Physicians were very much aware that they could individually select their staff—their experienced staff—and provide any additional training these staff persons needed thus ensuring the most experienced, most qualified staff in the preoperative, OR, Procedure and recovery areas as well as the sterile processing.  They knew that in the hospital, even though there were nurses who were assigned, say, to the orthopedic or gynecologic operating room and who were in charge of taking care of the equipment and instrumentation for those areas, these nurses were not always available.  There were call ins, vacations, staffing shortages, etc., all of which impacted the availability of these “specialty trained” nurses and technicians for the surgeon,  This left the physician, not infrequently, performing surgery with staff who, sometimes, were minimally trained in the physician’s particular procedures.  This delayed cases and resulted in a high degree of frustration for the physician.  We knew in the industry that we could cross train our staff and provide this physician with the trained staff he needed to care for his patient throughout the patient’s stay.

Concept #8: Develop Efficient Surgery Scheduling

Physicians were also frustrated for both themselves and their patients at the delays in the surgery schedule that left their patients either waiting in their hospital beds, in the Surgery Suite corridors or in the preoperative area where they were, once again, mixed in with hospital inpatients.  This left physicians sitting in the doctors’ lounge waiting for a room to do their procedure.  Another contributing issue was that room turnover times in the hospital surgery suites were running any where from 45 minutes to an hour.  In an ambulatory surgery center at that time they were running 7-10 minutes.  These delays caused the physicians’ office schedules to back up and resulted in the lengthy disruption of the patient’s lives.
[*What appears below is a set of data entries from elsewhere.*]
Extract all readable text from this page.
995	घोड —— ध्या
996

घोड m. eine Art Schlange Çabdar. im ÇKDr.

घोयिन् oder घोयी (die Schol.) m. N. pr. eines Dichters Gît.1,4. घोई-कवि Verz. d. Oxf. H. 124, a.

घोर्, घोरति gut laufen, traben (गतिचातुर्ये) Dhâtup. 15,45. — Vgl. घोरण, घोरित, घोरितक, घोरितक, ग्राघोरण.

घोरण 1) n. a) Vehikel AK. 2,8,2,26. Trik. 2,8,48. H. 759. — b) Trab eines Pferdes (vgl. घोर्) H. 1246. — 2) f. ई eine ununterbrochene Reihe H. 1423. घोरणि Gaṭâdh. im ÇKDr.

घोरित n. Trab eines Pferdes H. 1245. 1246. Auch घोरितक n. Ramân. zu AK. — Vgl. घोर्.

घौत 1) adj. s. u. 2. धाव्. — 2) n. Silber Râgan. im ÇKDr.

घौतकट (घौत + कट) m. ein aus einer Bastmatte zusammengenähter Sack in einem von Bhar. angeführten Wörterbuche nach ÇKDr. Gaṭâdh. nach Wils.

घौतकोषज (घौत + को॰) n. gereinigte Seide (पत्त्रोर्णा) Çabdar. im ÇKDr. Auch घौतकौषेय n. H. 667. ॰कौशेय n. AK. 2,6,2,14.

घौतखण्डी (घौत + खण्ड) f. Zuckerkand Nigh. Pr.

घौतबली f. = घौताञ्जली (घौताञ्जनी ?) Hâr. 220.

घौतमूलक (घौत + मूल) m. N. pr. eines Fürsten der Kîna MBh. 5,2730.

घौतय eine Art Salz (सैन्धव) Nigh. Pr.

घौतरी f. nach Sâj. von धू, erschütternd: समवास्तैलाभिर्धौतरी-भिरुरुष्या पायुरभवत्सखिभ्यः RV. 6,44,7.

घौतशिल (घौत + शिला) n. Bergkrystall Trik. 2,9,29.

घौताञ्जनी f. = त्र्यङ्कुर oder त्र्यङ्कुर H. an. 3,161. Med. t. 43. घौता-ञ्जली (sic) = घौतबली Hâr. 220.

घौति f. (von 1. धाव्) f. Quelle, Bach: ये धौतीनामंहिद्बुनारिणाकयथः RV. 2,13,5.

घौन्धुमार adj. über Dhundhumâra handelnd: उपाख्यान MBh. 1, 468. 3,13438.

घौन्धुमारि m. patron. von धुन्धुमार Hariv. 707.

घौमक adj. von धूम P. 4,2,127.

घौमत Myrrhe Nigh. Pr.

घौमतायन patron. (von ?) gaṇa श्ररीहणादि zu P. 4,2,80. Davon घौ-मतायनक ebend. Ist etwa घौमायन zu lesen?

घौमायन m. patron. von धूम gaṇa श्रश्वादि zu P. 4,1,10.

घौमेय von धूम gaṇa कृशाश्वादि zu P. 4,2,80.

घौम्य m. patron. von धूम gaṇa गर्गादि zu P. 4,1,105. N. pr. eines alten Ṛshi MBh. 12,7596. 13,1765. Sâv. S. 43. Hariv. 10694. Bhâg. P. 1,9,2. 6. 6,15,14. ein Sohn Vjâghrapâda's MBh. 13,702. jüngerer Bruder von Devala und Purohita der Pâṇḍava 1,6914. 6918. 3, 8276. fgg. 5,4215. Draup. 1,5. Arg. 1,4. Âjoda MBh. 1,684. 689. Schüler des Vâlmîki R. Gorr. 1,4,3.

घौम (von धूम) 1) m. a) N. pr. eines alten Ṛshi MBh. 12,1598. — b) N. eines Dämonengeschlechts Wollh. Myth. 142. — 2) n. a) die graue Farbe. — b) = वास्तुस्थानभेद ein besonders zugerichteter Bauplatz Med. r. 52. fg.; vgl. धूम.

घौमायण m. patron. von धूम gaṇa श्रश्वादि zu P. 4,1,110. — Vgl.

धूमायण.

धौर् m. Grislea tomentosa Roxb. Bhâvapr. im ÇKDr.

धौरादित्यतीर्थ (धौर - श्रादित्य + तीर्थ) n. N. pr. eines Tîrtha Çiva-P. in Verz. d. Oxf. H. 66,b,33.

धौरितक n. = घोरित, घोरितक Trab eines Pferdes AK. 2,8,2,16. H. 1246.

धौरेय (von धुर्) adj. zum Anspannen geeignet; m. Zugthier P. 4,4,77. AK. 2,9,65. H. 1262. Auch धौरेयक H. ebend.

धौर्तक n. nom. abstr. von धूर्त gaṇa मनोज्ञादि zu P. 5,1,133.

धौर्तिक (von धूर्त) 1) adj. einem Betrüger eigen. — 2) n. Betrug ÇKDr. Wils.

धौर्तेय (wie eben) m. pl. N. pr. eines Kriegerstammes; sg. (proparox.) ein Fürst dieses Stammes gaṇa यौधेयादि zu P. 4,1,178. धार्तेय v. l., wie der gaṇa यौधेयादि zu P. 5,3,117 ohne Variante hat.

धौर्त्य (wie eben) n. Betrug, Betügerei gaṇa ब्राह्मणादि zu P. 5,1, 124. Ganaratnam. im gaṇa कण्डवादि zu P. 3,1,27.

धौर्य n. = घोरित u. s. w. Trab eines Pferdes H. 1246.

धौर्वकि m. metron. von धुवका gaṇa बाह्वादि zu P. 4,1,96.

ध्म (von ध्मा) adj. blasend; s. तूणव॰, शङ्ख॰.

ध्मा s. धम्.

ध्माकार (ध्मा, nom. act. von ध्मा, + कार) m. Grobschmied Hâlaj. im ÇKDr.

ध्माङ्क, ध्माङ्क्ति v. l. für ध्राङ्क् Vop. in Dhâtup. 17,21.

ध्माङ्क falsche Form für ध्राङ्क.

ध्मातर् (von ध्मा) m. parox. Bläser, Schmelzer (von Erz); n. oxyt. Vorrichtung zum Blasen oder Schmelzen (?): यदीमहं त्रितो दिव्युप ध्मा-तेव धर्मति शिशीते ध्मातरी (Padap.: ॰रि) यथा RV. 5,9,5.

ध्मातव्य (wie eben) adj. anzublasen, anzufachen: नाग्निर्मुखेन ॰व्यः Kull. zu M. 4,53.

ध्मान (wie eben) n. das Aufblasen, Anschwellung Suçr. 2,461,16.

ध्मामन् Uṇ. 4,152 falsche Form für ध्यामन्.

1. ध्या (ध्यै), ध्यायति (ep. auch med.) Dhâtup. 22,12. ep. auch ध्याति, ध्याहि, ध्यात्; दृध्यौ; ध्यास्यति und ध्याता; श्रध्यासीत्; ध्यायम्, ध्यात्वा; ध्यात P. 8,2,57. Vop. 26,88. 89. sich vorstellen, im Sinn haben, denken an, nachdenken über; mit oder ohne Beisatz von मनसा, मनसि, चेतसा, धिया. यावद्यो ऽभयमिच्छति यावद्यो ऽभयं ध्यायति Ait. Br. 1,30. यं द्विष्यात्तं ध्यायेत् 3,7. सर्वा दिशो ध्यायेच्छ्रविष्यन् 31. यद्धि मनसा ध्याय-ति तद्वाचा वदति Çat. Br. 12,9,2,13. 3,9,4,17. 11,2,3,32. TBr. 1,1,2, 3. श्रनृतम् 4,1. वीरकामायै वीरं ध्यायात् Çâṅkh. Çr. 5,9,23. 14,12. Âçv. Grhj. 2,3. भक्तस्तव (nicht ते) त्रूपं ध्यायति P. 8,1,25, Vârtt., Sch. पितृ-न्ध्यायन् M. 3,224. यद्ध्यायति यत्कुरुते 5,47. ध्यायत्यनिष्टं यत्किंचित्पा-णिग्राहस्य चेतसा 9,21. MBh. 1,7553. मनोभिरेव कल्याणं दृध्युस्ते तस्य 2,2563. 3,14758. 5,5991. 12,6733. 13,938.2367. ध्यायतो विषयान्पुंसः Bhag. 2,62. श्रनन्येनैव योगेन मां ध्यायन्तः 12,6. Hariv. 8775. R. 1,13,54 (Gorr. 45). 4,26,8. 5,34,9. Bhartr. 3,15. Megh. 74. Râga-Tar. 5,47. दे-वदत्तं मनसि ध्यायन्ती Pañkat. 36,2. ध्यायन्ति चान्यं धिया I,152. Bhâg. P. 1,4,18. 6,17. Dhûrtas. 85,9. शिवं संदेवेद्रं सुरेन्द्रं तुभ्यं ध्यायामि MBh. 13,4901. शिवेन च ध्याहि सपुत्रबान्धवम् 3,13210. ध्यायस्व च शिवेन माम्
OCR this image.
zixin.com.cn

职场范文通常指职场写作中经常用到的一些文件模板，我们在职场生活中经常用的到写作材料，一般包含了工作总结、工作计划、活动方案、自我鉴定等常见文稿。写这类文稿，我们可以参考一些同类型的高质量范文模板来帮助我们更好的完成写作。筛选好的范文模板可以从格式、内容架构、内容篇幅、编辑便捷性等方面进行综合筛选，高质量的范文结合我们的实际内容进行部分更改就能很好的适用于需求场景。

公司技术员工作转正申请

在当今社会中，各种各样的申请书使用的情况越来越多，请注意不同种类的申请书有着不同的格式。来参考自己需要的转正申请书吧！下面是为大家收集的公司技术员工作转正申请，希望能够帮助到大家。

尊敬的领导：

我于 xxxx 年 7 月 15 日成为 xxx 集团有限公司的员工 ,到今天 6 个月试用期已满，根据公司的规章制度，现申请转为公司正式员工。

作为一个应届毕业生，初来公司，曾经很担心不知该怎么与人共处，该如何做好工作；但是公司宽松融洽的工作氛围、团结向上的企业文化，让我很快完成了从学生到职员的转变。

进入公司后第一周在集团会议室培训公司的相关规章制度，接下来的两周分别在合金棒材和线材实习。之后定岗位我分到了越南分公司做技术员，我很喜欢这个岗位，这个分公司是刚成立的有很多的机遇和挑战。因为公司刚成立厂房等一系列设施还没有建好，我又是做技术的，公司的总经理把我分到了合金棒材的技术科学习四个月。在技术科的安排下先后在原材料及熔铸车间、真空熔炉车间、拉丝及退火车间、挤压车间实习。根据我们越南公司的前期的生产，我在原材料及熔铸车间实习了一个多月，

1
Concept #9: Identify Opportunities to Deliver Personable Care

We in the early infancy of ambulatory surgery recognized that this was as much a specialty as surgery, radiology, emergency, intensive care, etc.  We recognized that the patient presenting for ambulatory surgery had special needs just as those presenting for in-patient surgery, radiographic studies, cardiac caths or were admitted to an emergency department or intensive care.  We recognized that this person coming to our surgery center had a CHOICE in where to have his procedure performed.  We recognized he was our “guest”.  His concept of himself as an otherwise healthy person needed to be promoted, for we were going to return him to his normal environment with as little disruption and in as short a time as  possible.  We recognized that his care person was a critical member of his team and that he was the center of this team.  We recognized that our “barking” his name out in the waiting room didn’t support his dignity.

Concept #10: Maintain High Touch, High Tech Patient Centered Care

In some surgery centers, the pre-op nurse actually came into the waiting room and went  directly to the patient, touching his shoulder and saying, “Mr. Jones, we are ready for you.”  These centers kept a seating chart much like restaurants at the reception desk, so when the receptionist called pre-op to advise them that their patient had arrived (one hour before their scheduled procedure, or thirty minutes if a local),  she told the nurse where the patient was seated and any identifying information.  This set the tone for the patient for how he could expect to be treated throughout his stay.   “High Touch, High Tech, Patient Centered Care” became the mantra in ambulatory surgery.  The tone was efficient, warm and friendly.  The staff were highly trained and all CPR trained with most ACLS and where pediatrics were performed PALS trained.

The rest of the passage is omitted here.